British Conservative historian Niall Ferguson comes to similar conclusions in his The Pity of War: Explaining World War I (1999). There he argues that had Britain stayed out of World War I, Bolshevism would never have triumphed in Russia, Hitler and his movement could never have come to power in Germany, and Britain would not have exhausted its substance and undermined its empire. Germany’s vague pre-war ambitions do not demonstrate a “plan” to launch an aggressive war for hegemony, and German planning, once the war was under way, was no more or less reprehensible than the Allies’ plans to carve up the Ottoman empire, seize German colonies, and break up Austria-Hungary. The difference is that the Allies got to carry out their plans.

The supposed “worse case” scenario is one in which the German Empire under Wilhelm I would have dominated much of European economically. This seems rather benign compared to the actual history that we got. Since a German-dominated European economic community is what we have now, Ferguson asks whether postponing that outcome for 80 years was worth the price paid. As for German hegemony being “authoritarian” and arbitrary, let him who finds the present European union without sin in those areas cast the first stone.

This brings us back to what made a clear-cut Allied victory possible: Woodrow Wilson’s interference, moral grandstanding, and commitment to the Open Door. The costs and consequences of American intervention in World War I are incalculable. Here again, Buchanan – like the Old Right – is on solid ground.

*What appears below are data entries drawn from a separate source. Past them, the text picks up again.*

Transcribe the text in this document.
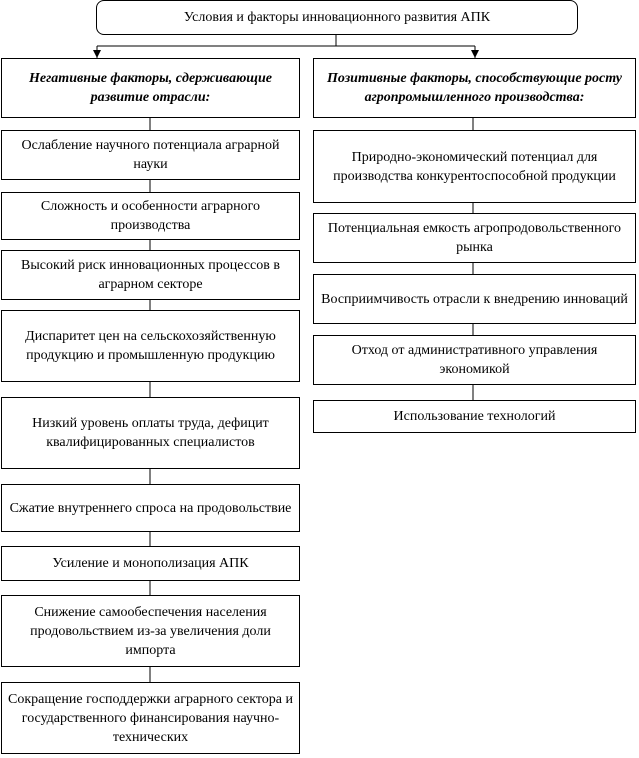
Условия и факторы инновационного развития АПК
Негативные факторы, сдерживающие развитие отрасли:
Позитивные факторы, способствующие росту агропромышленного производства:
Ослабление научного потенциала аграрной науки
Сложность и особенности аграрного производства
Высокий риск инновационных процессов в аграрном секторе
Диспаритет цен на сельскохозяйственную продукцию и промышленную продукцию
Низкий уровень оплаты труда, дефицит квалифицированных специалистов
Сжатие внутреннего спроса на продовольствие
Усиление и монополизация АПК
Снижение самообеспечения населения продовольствием из-за увеличения доли импорта
Сокращение господдержки аграрного сектора и государственного финансирования научно-технических
Природно-экономический потенциал для производства конкурентоспособной продукции
Потенциальная емкость агропродовольственного рынка
Восприимчивость отрасли к внедрению инноваций
Отход от административного управления экономикой
Использование технологий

There is certainly room for honest discussion of these matters. Demonizing the skeptics may not be the most honest or productive approach. Interventionists are loathe to debate such questions. The One Good War is their best showcase for the glories – and necessity – of eternal world-meddling. If that can be questioned – in the slightest detail – their whole world-outlook bids fair to unravel.

ANOTHER MATTER:
APOLOGY MANIA

Certain Congressmen are presently exercised that Bill the President spent untold taxpayer dollars on his African junket, where he apologized for slavery – quite possibly to descendants of the very African slave-dealers who helped supply the world market for several centuries. If apology is in the air, there are a few I would like to see. When will the Mongols, for one, apologize for the Great Plague which cut Europe’s population by one third to one half? When will Mr. Lincoln’s government apologize for those famous fires in Atlanta and Columbia – or were they as “accidental” and “unintended” as a stray NATO missile taking out a Bulgarian bridge? Several right-wing political parties in South Africa want to know when Mr. Tony Blair will apologize for the 27,000 Afrikaner women and children who died in British concentration camps during the Boer War? (I’m just passing this one along.) When will Uncle Sam say a world of apology, however brief, to those 220,000 Filipinos who had to die so he could bring Yankee school marms, modern sanitation, and good government to the islands? Just curious. And I haven’t even brought up those Koreans.

[1] See George F. Kennan, American Diplomacy 1900-1950, Mentor edition, p. 51.